Teknik olarak 82 bin seviyesinin kırılması ile birlikte 85 bin civarı kısa vadeli, 89-93 bin ise orta vadeli hedef olarak görünüyor. Gerilemelerde 82 bin puanın aşağı kırılıp kırılmayacağı oldukça önemli. Haftanın SON  günü görünümü pozitife çevirmesi beklenen S&P’nin görünümü negatifte bırakması piyasa beklentisiyle örtüşmese de pazartesi açılış sonrası yön, 82 binde oluşacak desteğin kırılması durumunda 85 hareketini erteletebilir. Dış borsalarda yaşanan sert yükselişler sonrası bir düzeltme ihtimali olsa da yeni bir sürpriz haber gelmedikçe yön şimdilik yukarı gözüküyor.

Çin’in faiz indirimi altına yaradı

Haftanın en önemli gelişmesi Çin Merkez Bankası’nın faiz indirim kararı oldu. Borç verme faizini 0,4 ve mevduat faizini 0,25 oranında düşürmesi, altının ons fiyatının 1.200 doları aşmasına neden oldu.

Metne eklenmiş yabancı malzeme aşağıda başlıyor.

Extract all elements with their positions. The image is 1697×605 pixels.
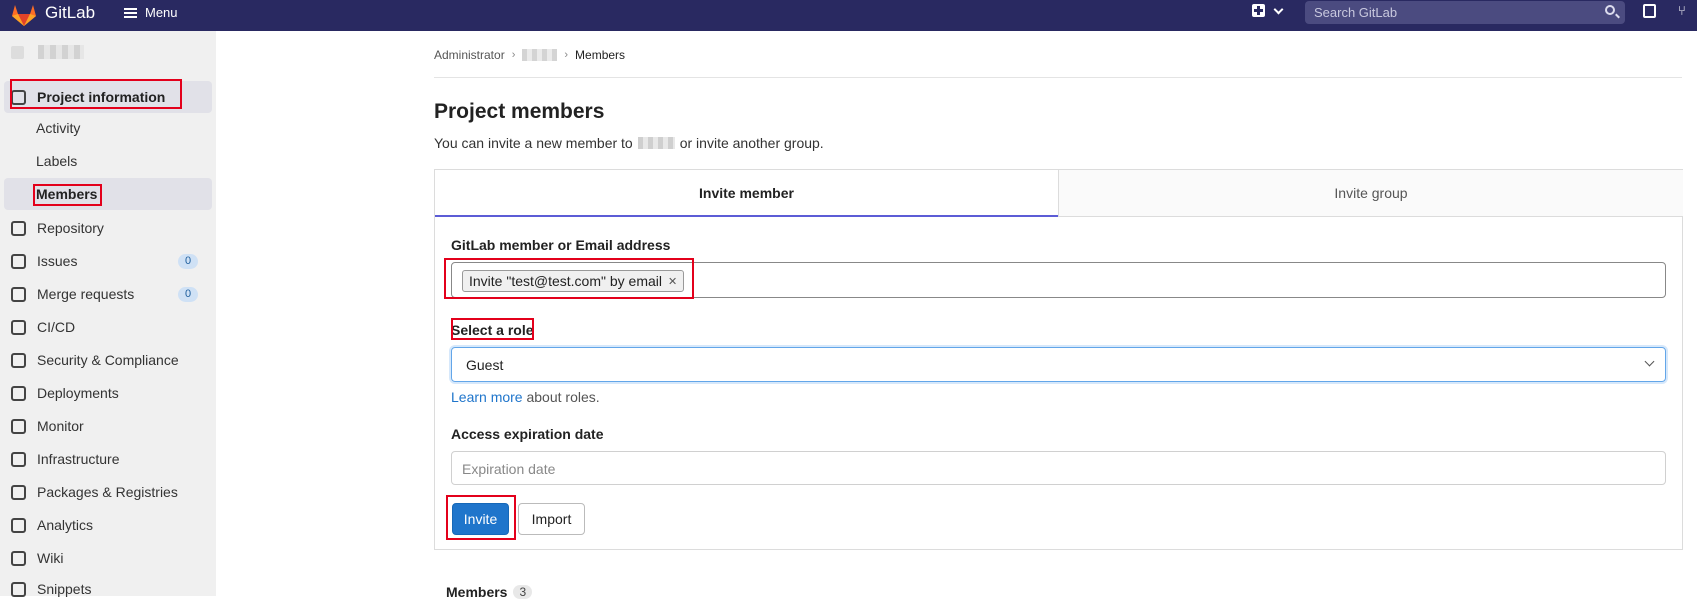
issues-icon bbox=[11, 253, 26, 269]
expiration-field-label: Access expiration date bbox=[451, 426, 604, 442]
tab-invite-member[interactable]: Invite member bbox=[435, 170, 1058, 217]
sidebar: Project information Activity Labels Memb… bbox=[0, 31, 216, 597]
page-description: You can invite a new member to or invite… bbox=[434, 135, 824, 151]
learn-more-link[interactable]: Learn more bbox=[451, 389, 523, 405]
merge-requests-count-badge: 0 bbox=[178, 287, 198, 302]
sidebar-item-repository[interactable]: Repository bbox=[0, 212, 212, 244]
invite-panel: Invite member Invite group GitLab member… bbox=[434, 169, 1683, 550]
menu-button[interactable]: Menu bbox=[124, 5, 178, 20]
top-navbar: GitLab Menu Search GitLab ⑂ bbox=[0, 0, 1697, 31]
shield-icon bbox=[11, 352, 26, 368]
search-icon bbox=[1605, 5, 1615, 15]
chevron-right-icon: › bbox=[564, 49, 569, 61]
sidebar-item-deployments[interactable]: Deployments bbox=[0, 377, 212, 409]
sidebar-item-label: Merge requests bbox=[37, 286, 135, 302]
deployments-icon bbox=[11, 385, 26, 401]
gitlab-logo-icon[interactable] bbox=[10, 2, 38, 28]
highlight-box bbox=[451, 318, 534, 340]
sidebar-item-infrastructure[interactable]: Infrastructure bbox=[0, 443, 212, 475]
sidebar-item-label: Security & Compliance bbox=[37, 352, 179, 368]
project-name-redacted bbox=[637, 137, 675, 149]
menu-label: Menu bbox=[145, 5, 178, 20]
import-button[interactable]: Import bbox=[518, 503, 585, 535]
sidebar-item-analytics[interactable]: Analytics bbox=[0, 509, 212, 541]
merge-request-icon bbox=[11, 286, 26, 302]
breadcrumb-project-redacted[interactable] bbox=[522, 49, 558, 61]
sidebar-item-wiki[interactable]: Wiki bbox=[0, 542, 212, 574]
merge-requests-shortcut-icon[interactable]: ⑂ bbox=[1678, 3, 1692, 19]
sidebar-item-label: Analytics bbox=[37, 517, 94, 533]
sidebar-subitem-activity[interactable]: Activity bbox=[36, 120, 80, 136]
breadcrumb-root[interactable]: Administrator bbox=[434, 48, 505, 62]
sidebar-item-cicd[interactable]: CI/CD bbox=[0, 311, 212, 343]
page-title: Project members bbox=[434, 100, 605, 123]
cloud-icon bbox=[11, 451, 26, 467]
search-input[interactable]: Search GitLab bbox=[1305, 1, 1625, 24]
member-field-label: GitLab member or Email address bbox=[451, 237, 671, 253]
sidebar-item-label: Repository bbox=[37, 220, 104, 236]
sidebar-item-label: Wiki bbox=[37, 550, 64, 566]
help-suffix: about roles. bbox=[522, 389, 600, 405]
divider bbox=[434, 77, 1682, 78]
expiration-placeholder: Expiration date bbox=[462, 461, 556, 477]
sidebar-item-label: Infrastructure bbox=[37, 451, 120, 467]
sidebar-item-label: Snippets bbox=[37, 581, 92, 597]
sidebar-item-label: Packages & Registries bbox=[37, 484, 178, 500]
issues-shortcut-icon[interactable] bbox=[1643, 4, 1656, 18]
members-count-badge: 3 bbox=[513, 585, 533, 599]
highlight-box bbox=[444, 258, 694, 299]
rocket-icon bbox=[11, 319, 26, 335]
repository-icon bbox=[11, 220, 26, 236]
chevron-down-icon bbox=[1644, 356, 1655, 367]
role-select[interactable]: Guest bbox=[451, 347, 1666, 382]
role-selected-value: Guest bbox=[466, 357, 504, 373]
highlight-box bbox=[33, 184, 102, 206]
sidebar-item-label: Monitor bbox=[37, 418, 84, 434]
sidebar-item-packages[interactable]: Packages & Registries bbox=[0, 476, 212, 508]
breadcrumb: Administrator › › Members bbox=[434, 48, 625, 62]
members-section-heading: Members 3 bbox=[446, 584, 533, 600]
chevron-down-icon[interactable] bbox=[1273, 4, 1284, 15]
description-text: or invite another group. bbox=[679, 135, 824, 151]
sidebar-item-security[interactable]: Security & Compliance bbox=[0, 344, 212, 376]
sidebar-subitem-labels[interactable]: Labels bbox=[36, 153, 77, 169]
chart-icon bbox=[11, 517, 26, 533]
sidebar-item-label: CI/CD bbox=[37, 319, 76, 335]
sidebar-item-label: Issues bbox=[37, 253, 78, 269]
book-icon bbox=[11, 550, 26, 566]
sidebar-item-monitor[interactable]: Monitor bbox=[0, 410, 212, 442]
roles-help-text: Learn more about roles. bbox=[451, 389, 600, 405]
monitor-icon bbox=[11, 418, 26, 434]
highlight-box bbox=[446, 495, 516, 540]
members-heading: Members bbox=[446, 584, 508, 600]
new-item-icon[interactable] bbox=[1252, 4, 1265, 17]
hamburger-icon bbox=[124, 7, 137, 18]
search-placeholder: Search GitLab bbox=[1314, 5, 1398, 20]
sidebar-item-snippets[interactable]: Snippets bbox=[0, 573, 212, 605]
chevron-right-icon: › bbox=[511, 49, 516, 61]
description-text: You can invite a new member to bbox=[434, 135, 633, 151]
project-name-redacted[interactable] bbox=[38, 45, 84, 59]
brand-name[interactable]: GitLab bbox=[45, 3, 95, 23]
tab-invite-group[interactable]: Invite group bbox=[1058, 170, 1683, 217]
scissors-icon bbox=[11, 581, 26, 597]
sidebar-item-label: Deployments bbox=[37, 385, 119, 401]
breadcrumb-current[interactable]: Members bbox=[575, 48, 625, 62]
package-icon bbox=[11, 484, 26, 500]
issues-count-badge: 0 bbox=[178, 254, 198, 269]
highlight-box bbox=[10, 79, 182, 109]
expiration-date-input[interactable]: Expiration date bbox=[451, 451, 1666, 485]
project-avatar[interactable] bbox=[11, 46, 24, 59]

Amerikan Merkez Bankası FED’in 2015 yılında faiz artırımlarına gideceği beklentisine rağmen üstelik Euro/dolar paritesi 1,239 seviyelerine gerilediği sırada altın fiyatları Çin’in kararı ile tutundu. Muhtemelen 1.250 dolar seviyelerine kadar yükseleceğini düşündüğümüz altının geri çekilmelerde 1.150 dolar ve 1.080 dolar seviyeleri destek olarak kabul edilebilir. ABD’nin faiz artırım sürecine karşılık Japonya, Avrupa ve SON olarak Çin’in piyasalara can simidi olarak attığı adımlar şimdilik sert rüzgârları ertelemiş gözükse de önümüzdeki haftalarda nasıl bir trend oluşacağı hâlâ belirsiz. Bu tip yükseliş eğilimleri büyük trendlerden ziyade ara ve tepki yükselişlerine örnek hareketler. Asıl bakılması gereken, ABD tahvil fiyatlarındaki hareketler ve parite olacak.